The girl at the register at the smelly candle store greeted me with a “Can I help you?” that was more reminiscent of someone who thought my presence was highly offensive. So I bought a couple of white unscented candles and got the hell out of her way.
Now I have to say that most of the people in the mall were very nice. They greeted with the ubiquitous “How are you?” and then left before my mouth would finish forming the also predictable “Fine, and you?”. But at least they acknowledged me. The kid working in Electronic Boutique was fantastic and helped me find the coolest game a 12 year old girl could want for Christmas while entertaining me with stories about the old school video games that an old lady like me would enjoy. (Space Quest, baby!)
The girl working the MAC counter at Bloomingdales should get a raise. She handled a wild two year old, -who kept threatening me with a toy car whilst saying NO!- while expertly managing a mini crowd and still managing to be polite, helpful and useful in her makeup knowledge. She also talked me off the ledge after my Bebe experience that made me homicidal.
And now to the point of this whole boring tirade… (I am tired. I am having a hard time even completing sentences. I hope ya’ll are still with me at this point…)

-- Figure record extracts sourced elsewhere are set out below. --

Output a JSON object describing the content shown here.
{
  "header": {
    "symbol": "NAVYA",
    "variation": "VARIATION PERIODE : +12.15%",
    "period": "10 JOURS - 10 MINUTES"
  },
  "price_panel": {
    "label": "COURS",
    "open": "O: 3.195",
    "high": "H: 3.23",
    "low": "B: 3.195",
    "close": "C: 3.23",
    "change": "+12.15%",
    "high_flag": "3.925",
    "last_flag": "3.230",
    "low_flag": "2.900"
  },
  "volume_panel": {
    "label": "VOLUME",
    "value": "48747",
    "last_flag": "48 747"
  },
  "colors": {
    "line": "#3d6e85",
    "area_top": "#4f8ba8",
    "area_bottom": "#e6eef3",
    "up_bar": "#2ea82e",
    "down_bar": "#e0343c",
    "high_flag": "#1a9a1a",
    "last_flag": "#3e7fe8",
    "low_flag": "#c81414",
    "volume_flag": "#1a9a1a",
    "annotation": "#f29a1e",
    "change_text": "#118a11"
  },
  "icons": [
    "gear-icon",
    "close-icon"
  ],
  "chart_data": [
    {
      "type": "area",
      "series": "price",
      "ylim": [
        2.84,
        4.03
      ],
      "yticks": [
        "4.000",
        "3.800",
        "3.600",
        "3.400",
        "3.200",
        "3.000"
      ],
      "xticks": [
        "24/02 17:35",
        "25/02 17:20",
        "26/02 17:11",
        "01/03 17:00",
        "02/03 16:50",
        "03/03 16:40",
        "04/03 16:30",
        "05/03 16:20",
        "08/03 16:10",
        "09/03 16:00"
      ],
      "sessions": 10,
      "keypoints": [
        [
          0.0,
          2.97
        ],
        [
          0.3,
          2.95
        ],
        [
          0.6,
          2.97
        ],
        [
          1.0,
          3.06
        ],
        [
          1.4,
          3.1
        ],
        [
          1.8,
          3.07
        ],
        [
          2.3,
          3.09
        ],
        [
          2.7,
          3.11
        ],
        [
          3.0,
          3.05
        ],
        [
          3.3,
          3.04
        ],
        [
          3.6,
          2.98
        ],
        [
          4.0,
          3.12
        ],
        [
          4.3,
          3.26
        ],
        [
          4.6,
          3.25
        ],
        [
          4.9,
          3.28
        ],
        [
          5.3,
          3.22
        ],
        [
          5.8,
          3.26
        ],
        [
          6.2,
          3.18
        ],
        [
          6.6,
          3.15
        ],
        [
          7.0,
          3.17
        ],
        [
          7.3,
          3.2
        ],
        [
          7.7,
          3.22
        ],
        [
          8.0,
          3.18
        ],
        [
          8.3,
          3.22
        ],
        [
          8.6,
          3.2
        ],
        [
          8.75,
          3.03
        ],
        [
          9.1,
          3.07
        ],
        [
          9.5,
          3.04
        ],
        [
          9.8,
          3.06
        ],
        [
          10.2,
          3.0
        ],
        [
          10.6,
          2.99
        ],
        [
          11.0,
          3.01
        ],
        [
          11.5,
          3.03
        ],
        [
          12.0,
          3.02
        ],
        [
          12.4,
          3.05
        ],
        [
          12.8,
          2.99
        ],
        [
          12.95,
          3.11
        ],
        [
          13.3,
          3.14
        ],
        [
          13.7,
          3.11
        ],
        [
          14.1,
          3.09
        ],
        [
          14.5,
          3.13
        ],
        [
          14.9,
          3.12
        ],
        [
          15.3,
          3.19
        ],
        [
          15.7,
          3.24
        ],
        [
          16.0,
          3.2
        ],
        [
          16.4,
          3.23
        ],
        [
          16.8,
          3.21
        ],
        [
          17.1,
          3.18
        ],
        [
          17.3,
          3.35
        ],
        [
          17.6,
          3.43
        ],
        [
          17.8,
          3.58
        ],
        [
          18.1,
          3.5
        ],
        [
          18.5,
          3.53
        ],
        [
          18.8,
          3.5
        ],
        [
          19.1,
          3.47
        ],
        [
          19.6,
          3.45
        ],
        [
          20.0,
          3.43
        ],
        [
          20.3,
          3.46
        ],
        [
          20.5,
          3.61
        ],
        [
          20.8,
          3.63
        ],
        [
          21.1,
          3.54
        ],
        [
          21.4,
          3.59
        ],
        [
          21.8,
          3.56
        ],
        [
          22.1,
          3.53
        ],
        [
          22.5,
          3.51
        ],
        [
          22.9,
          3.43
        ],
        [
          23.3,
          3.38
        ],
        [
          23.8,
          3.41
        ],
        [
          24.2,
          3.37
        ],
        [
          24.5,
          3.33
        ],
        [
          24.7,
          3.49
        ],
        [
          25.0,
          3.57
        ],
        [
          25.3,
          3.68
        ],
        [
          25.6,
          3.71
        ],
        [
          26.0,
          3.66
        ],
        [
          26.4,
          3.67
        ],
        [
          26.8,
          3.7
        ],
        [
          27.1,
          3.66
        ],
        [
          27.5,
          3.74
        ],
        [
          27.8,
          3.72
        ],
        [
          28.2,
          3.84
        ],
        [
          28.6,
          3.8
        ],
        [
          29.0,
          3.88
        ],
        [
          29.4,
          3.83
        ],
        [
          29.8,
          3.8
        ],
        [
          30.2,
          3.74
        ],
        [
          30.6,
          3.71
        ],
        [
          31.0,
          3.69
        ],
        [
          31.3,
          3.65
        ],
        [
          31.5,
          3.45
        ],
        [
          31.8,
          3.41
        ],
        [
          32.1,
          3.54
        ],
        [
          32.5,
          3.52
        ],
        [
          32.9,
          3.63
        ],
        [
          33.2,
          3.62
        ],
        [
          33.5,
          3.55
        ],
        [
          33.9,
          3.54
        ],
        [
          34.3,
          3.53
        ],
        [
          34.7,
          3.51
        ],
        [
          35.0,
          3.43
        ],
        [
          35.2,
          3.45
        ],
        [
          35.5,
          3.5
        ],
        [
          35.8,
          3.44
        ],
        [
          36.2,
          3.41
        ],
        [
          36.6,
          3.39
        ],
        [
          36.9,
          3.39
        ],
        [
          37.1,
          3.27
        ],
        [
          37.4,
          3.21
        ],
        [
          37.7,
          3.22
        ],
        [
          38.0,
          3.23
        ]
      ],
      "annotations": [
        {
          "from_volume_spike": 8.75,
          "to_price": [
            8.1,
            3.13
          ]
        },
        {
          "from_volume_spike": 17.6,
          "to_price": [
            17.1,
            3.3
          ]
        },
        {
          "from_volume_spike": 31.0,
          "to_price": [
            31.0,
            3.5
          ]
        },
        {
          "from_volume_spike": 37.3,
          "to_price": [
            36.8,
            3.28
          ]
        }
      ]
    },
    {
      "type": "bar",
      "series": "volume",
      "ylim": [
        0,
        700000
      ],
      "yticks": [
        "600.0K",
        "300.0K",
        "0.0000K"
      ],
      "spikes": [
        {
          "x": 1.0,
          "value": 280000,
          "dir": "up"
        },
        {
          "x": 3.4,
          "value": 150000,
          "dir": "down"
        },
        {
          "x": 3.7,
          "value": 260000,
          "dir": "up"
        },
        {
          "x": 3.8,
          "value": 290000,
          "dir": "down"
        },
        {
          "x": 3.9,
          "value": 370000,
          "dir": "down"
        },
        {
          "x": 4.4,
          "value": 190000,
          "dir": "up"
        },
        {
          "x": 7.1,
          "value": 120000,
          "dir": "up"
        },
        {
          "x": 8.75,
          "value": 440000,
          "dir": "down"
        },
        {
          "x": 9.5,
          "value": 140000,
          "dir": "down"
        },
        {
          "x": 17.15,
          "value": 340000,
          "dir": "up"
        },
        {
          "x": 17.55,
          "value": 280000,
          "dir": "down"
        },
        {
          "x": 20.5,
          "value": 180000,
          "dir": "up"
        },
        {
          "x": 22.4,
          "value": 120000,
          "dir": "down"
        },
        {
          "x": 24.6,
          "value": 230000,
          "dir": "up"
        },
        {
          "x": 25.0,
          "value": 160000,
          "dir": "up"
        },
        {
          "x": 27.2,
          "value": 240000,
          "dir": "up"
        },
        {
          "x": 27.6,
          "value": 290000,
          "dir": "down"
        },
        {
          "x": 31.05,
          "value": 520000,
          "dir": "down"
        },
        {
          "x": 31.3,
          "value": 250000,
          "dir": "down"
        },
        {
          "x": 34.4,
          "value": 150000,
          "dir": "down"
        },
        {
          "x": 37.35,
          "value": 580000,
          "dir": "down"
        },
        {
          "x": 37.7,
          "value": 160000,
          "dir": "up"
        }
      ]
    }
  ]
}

I was looking for the perfect dress for my holiday party. I found it at Bebe. I tried it on. Fantastic. Pretty, not too pricey and fits great. I have my dress. So I get in line to pay. There are at least six people working in the store. One girl is on the register. Another is goofing around at the register. Two people in line in front of me took 20 minutes to ring up. Then the girl in front of me got into a long conversation about ClubBebe, where you earn points for money spent. You think another employee could have had this conversation with her, or that perhaps someone would come to ring me up? Nope. You think the cashier could have made some slight offhanded comment to me, recognizing that she was leaving me hanging but that she’d be with me in a second? Nope. The cashier walked away from the counter to talk to the girl and did not even acknowledge me and my dress trying to pay. So after standing there like an idiot for a couple more minutes, I lay the dress on the counter and left. In the time it took me to do that I saw at least 3 Bebe employees, any one of whom could have helped me or at least acknowledged the fact that the cashier was gone. But they didn’t even look up. It seems that Bebe does not need to make sales to succeed. They just need a bunch of minimally dressed girls to move merchandise around.
I was royally pissed. And now I don’t have a dress.